Paul McKibben reports:
Dan Corey is at the center of the some of the most important road projects that will affect Warren County and the region for decades. Corey, 41, is a project coordinator in the Warren County Engineer’s Office and a Deerfield Township trustee.
He is working on improvements to the heavily traveled Interstate 71 interchange at Mason-Montgomery and Fields Ertel roads in southern Warren County and northern Hamilton County. He’s also involved with road improvements for the Warrren County racino that will be built near I-75 and Monroe.
He grew up in Terre Haute, Ind., and earned a bachelor’s degree in civil engineering from Rose-Hulman Institute of Technology in Terre Haute. He has lived in the Cincinnati area since 1993.Corey is one of three Warren County township trustees in the engineer’s office. The others are Hamilton Township Trustee Kurt Weber (chief deputy engineer) and Massie Township Trustee Mark Dawson (project inspector).
A Republican, Corey was elected in 2005 and re-elected four years later. He is a member of the Warren County Republican Party’s central committee. Corey is married with two sons.
QUESTION: What can motorists expect to see from tangible traffic relief at Fields Ertel/Mason-Montgomery?
ANSWER: This last summer they started seeing two projects completed. Added was a northbound lane on Mason-Montgomery Road and 22 traffic signals that are now coordinated together. The next projects (an expansion of the northbound I-71 exit lane and constructing a loop ramp) will be built starting in ’13 and ’14, respectively.

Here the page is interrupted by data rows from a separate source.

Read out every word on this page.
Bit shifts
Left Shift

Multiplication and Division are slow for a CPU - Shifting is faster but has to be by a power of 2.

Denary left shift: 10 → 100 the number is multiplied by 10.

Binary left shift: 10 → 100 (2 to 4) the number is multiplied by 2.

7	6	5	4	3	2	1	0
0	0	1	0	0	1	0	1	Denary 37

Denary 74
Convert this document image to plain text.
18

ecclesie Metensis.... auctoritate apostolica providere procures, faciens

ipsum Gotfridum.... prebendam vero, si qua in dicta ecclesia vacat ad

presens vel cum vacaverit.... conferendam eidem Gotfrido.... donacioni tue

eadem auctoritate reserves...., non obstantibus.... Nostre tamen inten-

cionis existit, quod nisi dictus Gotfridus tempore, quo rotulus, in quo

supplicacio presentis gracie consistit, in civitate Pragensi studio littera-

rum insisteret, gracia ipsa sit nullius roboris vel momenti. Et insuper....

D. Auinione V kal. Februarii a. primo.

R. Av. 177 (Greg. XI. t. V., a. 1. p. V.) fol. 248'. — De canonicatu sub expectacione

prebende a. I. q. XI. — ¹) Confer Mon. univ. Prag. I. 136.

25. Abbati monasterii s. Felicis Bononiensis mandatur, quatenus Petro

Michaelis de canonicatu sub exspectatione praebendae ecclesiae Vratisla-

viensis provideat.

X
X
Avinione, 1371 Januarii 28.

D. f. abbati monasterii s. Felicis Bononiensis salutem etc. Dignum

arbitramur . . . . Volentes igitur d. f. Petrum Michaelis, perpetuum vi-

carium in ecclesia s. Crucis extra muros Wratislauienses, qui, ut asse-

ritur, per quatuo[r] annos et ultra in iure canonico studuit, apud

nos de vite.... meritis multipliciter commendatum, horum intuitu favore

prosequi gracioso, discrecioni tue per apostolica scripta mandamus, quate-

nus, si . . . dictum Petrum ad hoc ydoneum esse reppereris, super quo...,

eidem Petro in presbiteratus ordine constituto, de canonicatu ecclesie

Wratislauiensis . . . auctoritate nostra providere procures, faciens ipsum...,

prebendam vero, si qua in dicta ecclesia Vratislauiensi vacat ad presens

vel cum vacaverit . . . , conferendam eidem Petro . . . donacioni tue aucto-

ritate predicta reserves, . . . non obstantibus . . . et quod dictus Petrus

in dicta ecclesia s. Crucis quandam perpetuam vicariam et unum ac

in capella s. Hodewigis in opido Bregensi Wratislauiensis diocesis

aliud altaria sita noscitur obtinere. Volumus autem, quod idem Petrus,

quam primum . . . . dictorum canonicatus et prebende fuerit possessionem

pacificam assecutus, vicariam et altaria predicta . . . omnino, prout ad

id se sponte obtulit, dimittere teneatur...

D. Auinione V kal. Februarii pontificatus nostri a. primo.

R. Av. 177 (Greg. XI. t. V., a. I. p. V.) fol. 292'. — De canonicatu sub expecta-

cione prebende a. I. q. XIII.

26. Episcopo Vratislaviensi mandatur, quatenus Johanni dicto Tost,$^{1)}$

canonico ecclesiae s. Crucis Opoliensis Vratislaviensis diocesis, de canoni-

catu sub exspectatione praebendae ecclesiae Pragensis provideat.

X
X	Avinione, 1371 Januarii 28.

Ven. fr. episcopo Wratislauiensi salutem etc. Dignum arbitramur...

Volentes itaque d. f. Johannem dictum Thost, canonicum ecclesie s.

A project involving improving Fields Ertel Road and Gregory Street will be built in ’15. This loop ramp is what everybody’s excited about; it will start in ’14. That’s the project that takes 35 percent of the a.m. peak and 55 percent of the p.m. peak traffic at Fields Ertel and Mason-Montgomery and literally leapfrogs that intersection to put motorists on northbound Mason-Montgomery Road.
Q: What’s the most challenging aspect of Fields Ertel/Mason-Montgomery?
A: The problem moves on different days and on different directional issues. So the Saturday afternoon problem is not the Monday morning problem. There’s not one silver bullet. There’s not one fix. Each fix comes with its own hurdles to jump as you’re trying to fix it. The second most challenging issue is the diversity of jurisdictions. (The state, the federal government, Warren County, Hamilton County, Deerfield Township and Symmes Township are all stakeholders.)
Q: What measures are being taken to prevent traffic congestion when the racino opens?
A: The first component is what the traffic impact study required the racino to improve and those improvements are going to occur on Ohio 63. The second is the county’s desired improvements for safety and congestion on Union Road.
Q: What’s the next hot growth spot in Warren County?
A: If you look at the long range 2040 plan with the Ohio Kentucky Indiana Regional Council of Governments, I-75 has a lot of spots that are going to need improvements. The I-71 corridor will be driven more by economic development growth. The potential growth is up the I-71 corridor. There will still be growth on I-75.
Q: How does your background in civil engineering help you as an elected official?
A: All townships offer roadways and cemeteries. Roadways are a lot of civil engineering and cemeteries are, too, in the sense that they divide properties and they sell off the lots. That’s basically a subdivision with a roadway network through it.